My eyes didn't miss his faux paus though I suspect he kept the incident out of ear shot of the H.O.D. He had brought a body from the hospital (so he claimed), and having shaved it, was in the process of treating it with formalin when he received news that the unfortunate dead man indeed had relatives who were, at this very moment, entering the far end of the college campus and were making it to the dissection hall! The news galvanized our man and he set about his damage control measures!
A new white shroud had materialized and the body was respectfully wrapped in it. Some ally of his had darted off to the flower market and had bought generous strings of colourful garlands. And finally the cortege left the courtyard of the dissection hall. A handful of mourners following a horse drawn closed cart (Tonga) that carried the corpse as a whole packet of incense sticks wafted off a heavenly fragrance. Had it not been for Nagaraj's blunder, the dead fellow could not have had a better send off.
But there were some people, who for some strange reason thought that they could serve the society better than just lying inside their graves after their death. One such generous soul or body was of a doctor's who had donated his body for bettering the knowledge of his junior colleagues. Though he was dissected with utmost reverence and gratitude, a few unkind words were sometimes heard. It was rumored that the study of his body was an anthology of anomalies that could be possible in the human body. The good doctor had lived his life in an aberrant body!
At that time, the dissection hall of the Anatomy department seemed to be yet another of the compulsory training in the course of medicine. However, looking back today, I realize there were so many untaught, but naturally learnt lessons in those eighteen months.
Forbearance, the mother of all virtues first sowed her seeds here. We had to put up with an assortment of batch mates from day one till the completion. The girl who grabbed scalpel and forceps from others' hands, the slow gentleman, the not so bright midget, the icky dragon...Being in the same batch was the only common reason to work with and not against each other, the latter indulged in after dissection hours! Today I can tolerate the most boring or tenacious or sloppy patient because I started learning in the dissection hall.

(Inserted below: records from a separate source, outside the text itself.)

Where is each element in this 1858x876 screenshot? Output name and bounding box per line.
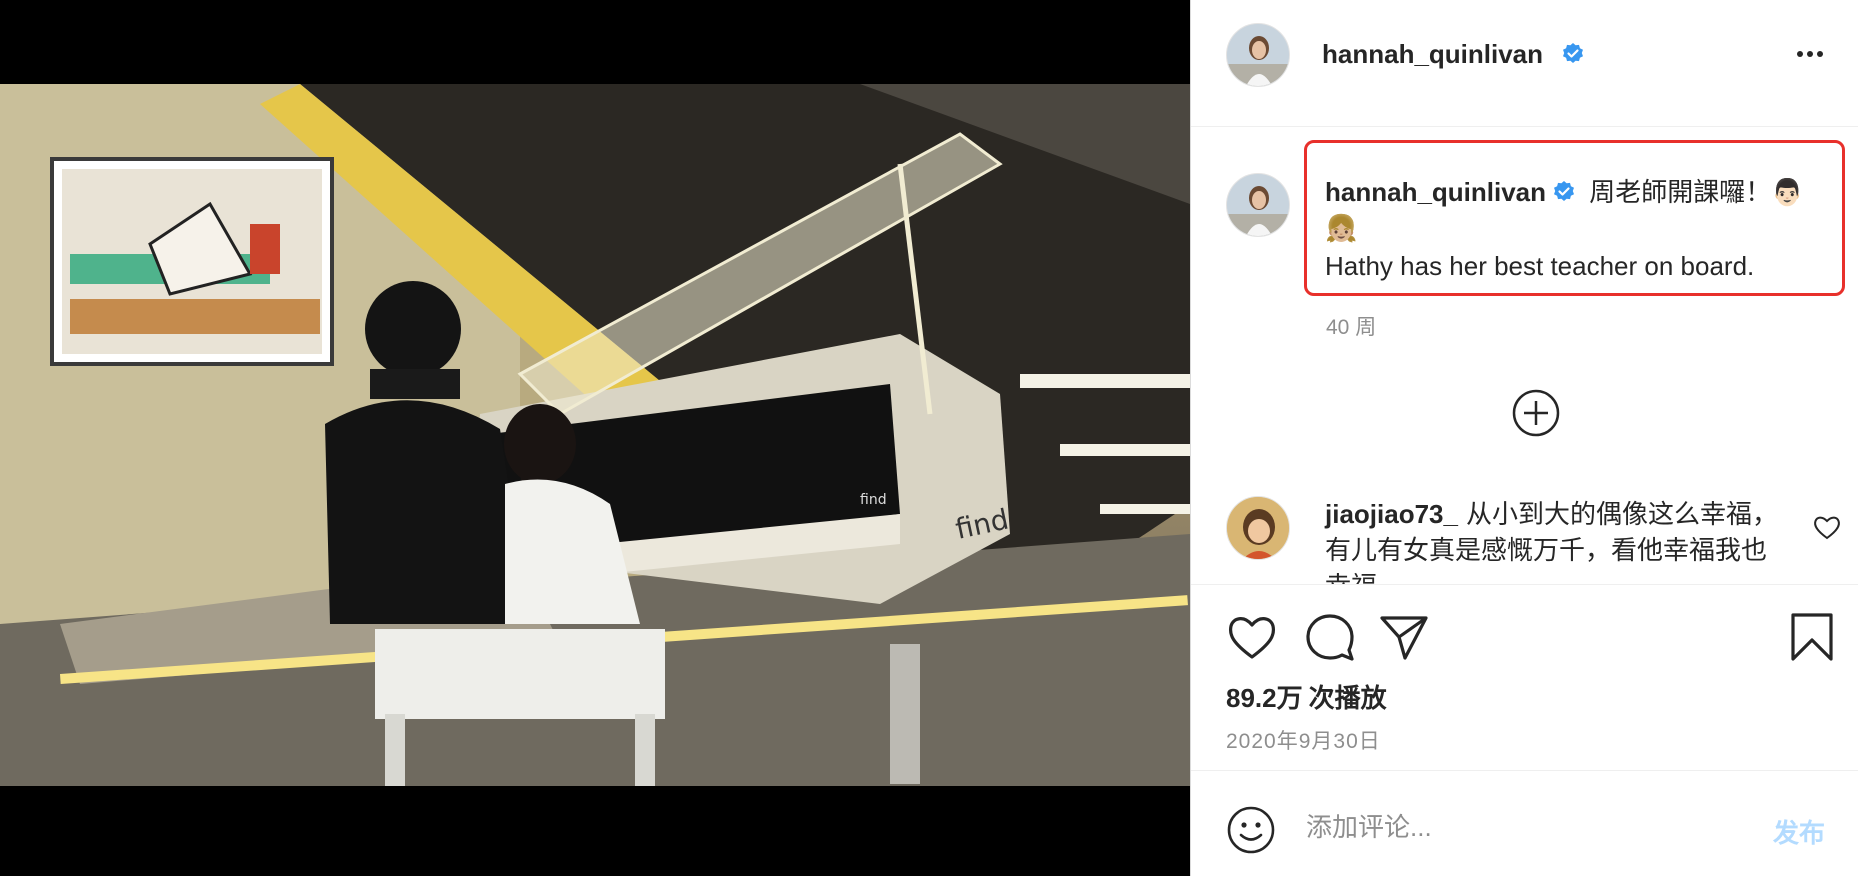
avatar-photo: [1227, 24, 1289, 86]
comments-section: hannah_quinlivan 周老師開課囉！👨🏻👧🏼 Hathy has h…: [1191, 128, 1858, 584]
view-count[interactable]: 89.2万 次播放: [1226, 678, 1387, 715]
post-caption: hannah_quinlivan 周老師開課囉！👨🏻👧🏼 Hathy has h…: [1325, 174, 1825, 284]
media-pane: find find: [0, 0, 1190, 876]
comment-button[interactable]: [1303, 611, 1357, 663]
share-button[interactable]: [1377, 611, 1431, 663]
verified-badge-icon: [1554, 181, 1575, 201]
caption-text-line2: Hathy has her best teacher on board.: [1325, 251, 1755, 281]
comment-like-button[interactable]: [1813, 514, 1841, 540]
share-icon: [1380, 616, 1428, 660]
view-count-unit: 次播放: [1308, 683, 1387, 713]
video-frame-illustration: find find: [0, 84, 1190, 786]
commenter-username[interactable]: jiaojiao73_: [1325, 499, 1458, 529]
more-options-icon: [1795, 51, 1825, 70]
avatar-photo: [1227, 497, 1289, 559]
caption-author-avatar[interactable]: [1226, 173, 1290, 237]
save-button[interactable]: [1785, 611, 1839, 663]
post-date[interactable]: 2020年9月30日: [1226, 725, 1381, 755]
like-button[interactable]: [1225, 611, 1279, 663]
load-more-comments-button[interactable]: [1511, 388, 1561, 438]
load-more-comments-icon: [1512, 389, 1560, 437]
more-options-button[interactable]: [1795, 42, 1835, 66]
commenter-avatar[interactable]: [1226, 496, 1290, 560]
heart-icon: [1228, 617, 1276, 659]
avatar-photo: [1227, 174, 1289, 236]
post-video[interactable]: find find: [0, 84, 1190, 786]
comment-body: jiaojiao73_ 从小到大的偶像这么幸福，有儿有女真是感慨万千，看他幸福我也…: [1325, 496, 1785, 584]
caption-username[interactable]: hannah_quinlivan: [1325, 177, 1546, 207]
post-comment-button[interactable]: 发布: [1773, 813, 1825, 850]
post-details-panel: hannah_quinlivan hannah_quinlivan 周老師開課囉…: [1190, 0, 1858, 876]
author-avatar[interactable]: [1226, 23, 1290, 87]
post-header: hannah_quinlivan: [1191, 0, 1858, 127]
emoji-icon: [1227, 806, 1275, 854]
add-comment-bar: 发布: [1191, 770, 1858, 876]
comment-icon: [1306, 614, 1354, 661]
emoji-picker-button[interactable]: [1226, 805, 1276, 855]
post-actions: 89.2万 次播放 2020年9月30日: [1191, 584, 1858, 770]
view-count-number: 89.2万: [1226, 683, 1303, 713]
author-username[interactable]: hannah_quinlivan: [1322, 39, 1543, 70]
svg-text:find: find: [860, 492, 887, 508]
verified-badge-icon: [1563, 43, 1583, 63]
comment-input[interactable]: [1306, 801, 1746, 853]
caption-timestamp[interactable]: 40 周: [1326, 311, 1376, 341]
bookmark-icon: [1791, 613, 1833, 661]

Dissection also taught perseverance. We had to understand the intricacies of the body before getting down to dissecting it. Understanding the greater sac-lesser sac, arguing about the cornea and sclera, and discussing the formation of the arches-all contributed to cracking the mystery of the body bit by slogging bit. If the concept was not clear, then any amount of dissection could not show us what we wanted to see. (`The eyes do not see what the mind does not know' is another favourite adage of the medicos) So today I know not to give up on a patient- at least till I have exhausted my acumen, referred books, browsed the net, discussed with peers and did everything possible to get to the bottom of a problem.
And the greatest, most important lesson for the life of a doctor- respect of the human body. We owe it to those corpses who lay patiently tutoring us the marvels of the Creation, the beauty of the architecture and reverence to the most awe inspiring creation-the Human body!

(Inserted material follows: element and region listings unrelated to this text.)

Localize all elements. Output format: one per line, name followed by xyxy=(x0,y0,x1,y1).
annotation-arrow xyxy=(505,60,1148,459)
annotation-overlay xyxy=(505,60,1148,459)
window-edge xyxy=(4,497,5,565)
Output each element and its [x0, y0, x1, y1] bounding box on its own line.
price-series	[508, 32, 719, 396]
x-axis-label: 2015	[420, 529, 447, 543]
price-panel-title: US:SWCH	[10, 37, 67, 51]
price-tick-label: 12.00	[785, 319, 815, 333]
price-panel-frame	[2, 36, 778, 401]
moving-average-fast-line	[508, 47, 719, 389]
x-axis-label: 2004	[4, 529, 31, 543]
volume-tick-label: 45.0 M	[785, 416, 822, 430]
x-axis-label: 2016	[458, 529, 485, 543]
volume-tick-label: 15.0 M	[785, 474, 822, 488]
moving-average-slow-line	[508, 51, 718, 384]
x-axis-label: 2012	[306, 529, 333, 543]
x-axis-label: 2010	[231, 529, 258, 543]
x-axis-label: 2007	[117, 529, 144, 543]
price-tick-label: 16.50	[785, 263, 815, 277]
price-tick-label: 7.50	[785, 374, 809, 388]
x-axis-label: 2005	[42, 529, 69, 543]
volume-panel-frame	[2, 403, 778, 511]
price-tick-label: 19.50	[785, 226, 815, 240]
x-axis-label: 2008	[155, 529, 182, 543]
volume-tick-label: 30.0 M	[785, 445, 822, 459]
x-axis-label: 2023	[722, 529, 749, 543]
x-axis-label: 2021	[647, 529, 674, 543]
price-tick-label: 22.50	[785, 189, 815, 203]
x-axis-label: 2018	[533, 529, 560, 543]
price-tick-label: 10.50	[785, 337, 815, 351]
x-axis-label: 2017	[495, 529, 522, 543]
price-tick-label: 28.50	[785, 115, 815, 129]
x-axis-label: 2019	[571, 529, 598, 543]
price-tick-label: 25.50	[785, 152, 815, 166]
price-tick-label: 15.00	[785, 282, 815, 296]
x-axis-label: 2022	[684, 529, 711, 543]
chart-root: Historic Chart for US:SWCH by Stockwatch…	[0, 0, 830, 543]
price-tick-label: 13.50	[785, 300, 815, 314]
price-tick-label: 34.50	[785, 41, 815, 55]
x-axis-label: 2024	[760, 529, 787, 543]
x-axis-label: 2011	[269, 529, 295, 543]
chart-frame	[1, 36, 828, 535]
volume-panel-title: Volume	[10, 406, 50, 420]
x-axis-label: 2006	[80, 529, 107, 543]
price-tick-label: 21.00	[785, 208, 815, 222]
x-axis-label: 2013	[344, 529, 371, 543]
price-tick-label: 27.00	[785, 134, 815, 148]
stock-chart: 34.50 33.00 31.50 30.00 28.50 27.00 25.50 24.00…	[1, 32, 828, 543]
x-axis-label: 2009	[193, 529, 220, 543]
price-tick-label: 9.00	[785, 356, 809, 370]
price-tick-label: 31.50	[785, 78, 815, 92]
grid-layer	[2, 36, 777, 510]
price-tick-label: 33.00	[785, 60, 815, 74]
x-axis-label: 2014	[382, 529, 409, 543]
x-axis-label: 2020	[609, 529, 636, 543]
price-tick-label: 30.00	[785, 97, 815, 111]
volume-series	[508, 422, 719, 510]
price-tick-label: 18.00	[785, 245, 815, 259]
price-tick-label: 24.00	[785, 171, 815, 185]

Good write up, brings back all the old memories of the first few days in our medical college at the anatomy dissection hall. I , too was terrified at the site of the bodies and the smell of formalin. Mr nagaraj, yes , i remember him very much, he was of great help in the dissection hall when we were at trouble. God bless him. Once I got started on the dissection, there was no looking back, in fact I did most of the dissection in our table No 4. That was what made me feel I should do surgery training. Thanks very much for bringing back the good old memories.